The answer is as intriguing as the statement first made by Josephus. After further investigation, we would interpose a suggestion here. It is simply, that Josephus was not in error. The Emperor Vespasianus, patron of the Jewish Writer, had previously visited the area mentioned. Being a shrewd character, he would know if Josephus had made a mistake. The key to most mysteries of this sort lies in the translation. The people of his time were able to see the edifice spoken of in his writings while Josephus was still alive. They too would have recognised this monument of antiquity by its exterior. Until its white marble casing stones were removed to build the mosques and palaces of Cairo, they remained in place for all to see, engraved with letters and symbols expressing the entire knowledge of antiquity.

This knowledge written and engraved in the ‘pure’ language, was spoken by all persons before the confusion of the tongues at Babel. Therefore, no one during the time of Josephus, would have had any difficulty whatsoever in identifying this historical gem. Of course, as it was written in the ‘pure’ language, no-one could understand it. Hence, yet another established proof of that which was written by Josephus.
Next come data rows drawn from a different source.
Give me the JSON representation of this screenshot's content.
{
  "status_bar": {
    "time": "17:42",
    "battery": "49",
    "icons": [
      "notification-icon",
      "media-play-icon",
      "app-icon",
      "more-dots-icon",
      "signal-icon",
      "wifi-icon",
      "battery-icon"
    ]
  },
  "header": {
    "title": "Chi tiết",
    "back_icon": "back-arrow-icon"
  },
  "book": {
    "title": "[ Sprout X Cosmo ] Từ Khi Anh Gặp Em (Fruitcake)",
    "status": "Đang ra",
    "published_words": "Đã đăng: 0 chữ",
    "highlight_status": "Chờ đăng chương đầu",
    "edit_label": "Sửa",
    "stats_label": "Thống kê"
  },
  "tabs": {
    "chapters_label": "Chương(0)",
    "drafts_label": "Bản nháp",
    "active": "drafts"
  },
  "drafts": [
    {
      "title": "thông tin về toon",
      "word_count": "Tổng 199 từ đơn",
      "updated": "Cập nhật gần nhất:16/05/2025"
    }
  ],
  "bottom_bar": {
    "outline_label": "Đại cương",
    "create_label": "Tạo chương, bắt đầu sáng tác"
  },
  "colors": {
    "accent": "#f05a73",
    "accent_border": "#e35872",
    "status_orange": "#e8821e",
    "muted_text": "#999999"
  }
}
So the query in the footnote on page 49 of Whiston’s translation of Josephus Volume 1? When translating the document into English, Whiston copied from an earlier Latin translation. Josephus however, wrote his original manuscript in Greek. With such a limited language as Latin, the nearest word to describe this self standing shape is Columna, meaning ‘Column’ or ‘Pillar’. In Josephus’ Greek original, it is suggested that he used instead of στύλος meaning ‘pillar’, he wrote πυραμος meaning ‘pyramos’ a ‘self standing pillar of fire and knowledge’. This is borne-out in the statement by Isaiah when concerning this same edifice he proclaimed:- “In that day there shall be an altar to the lord, in the midst of the land of Egypt, and a pillar at the border thereof to the Lord. And it shall be for a sign and for a witness unto the Lord of Hosts in the land of Egypt;” (Isaiah 19:19,20)

The root-word for pillar used in this statement is the Hebrew מַצֵבָה ‘matstseba’ which means a thing set up, a standing pillar. This is far different to the Hebrew root-word ﬠמּוּה ‘ammud’ which simply means column. An interesting addition to this is found in the ancient Coptic records of Masoudi in the Arabic manuscript of the Akbar-Ezzeman, at Oxford, which relates that “Surid (Seth)… one of the kings of Egypt before the flood, built two great pyramids.”
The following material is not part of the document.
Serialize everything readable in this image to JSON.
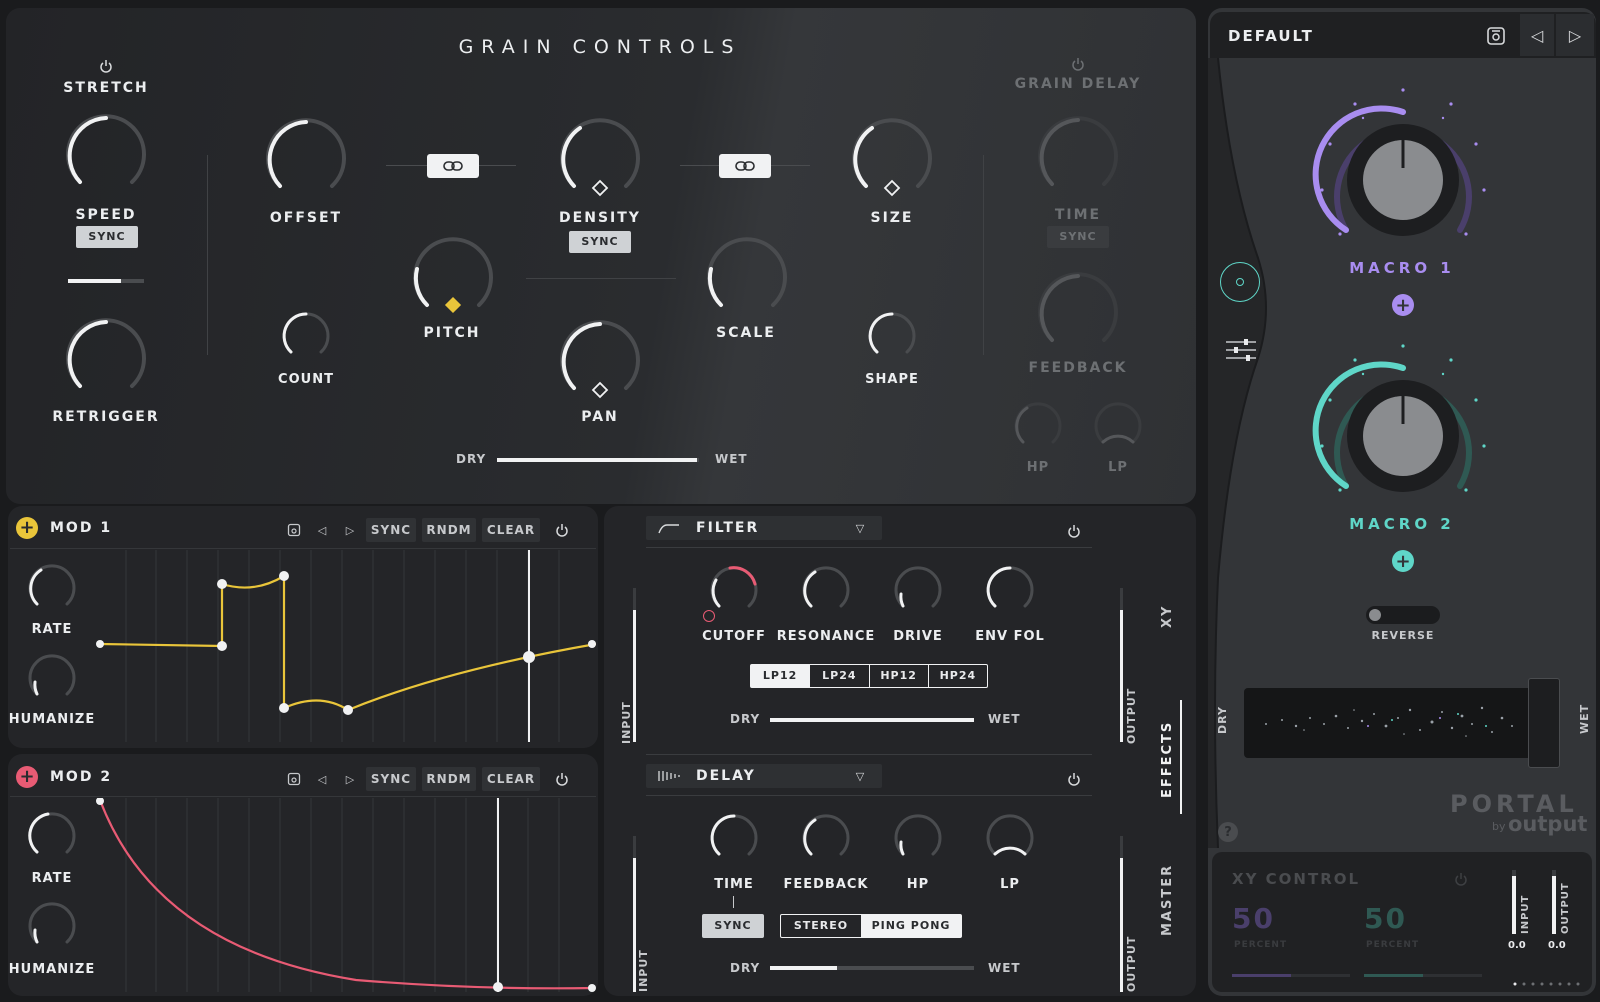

In the account the Great Pyramid is referred to as “the Eastern Pyramid.” “…In the Eastern Pyramid (the Great Pyramid) were inscribed the heavenly spheres and figures representing the stars and planets…”

The manuscript of Makrizi gives a similar account stating that “the first (the Great) Pyramid was especially dedicated to history and astronomy; the second (Pyramid) to medical knowledge.”

Many more accounts giving testimony in this way are extant today. However, whatever their validity, one thing is now certain. The ‘Pillar’ or ‘Pyramus’ erected by Seth and the antediluvians in the land of Siriad (Egypt) as stated by Josephus, and still standing today for all to see, is none other than the ‘Great Pyramid’!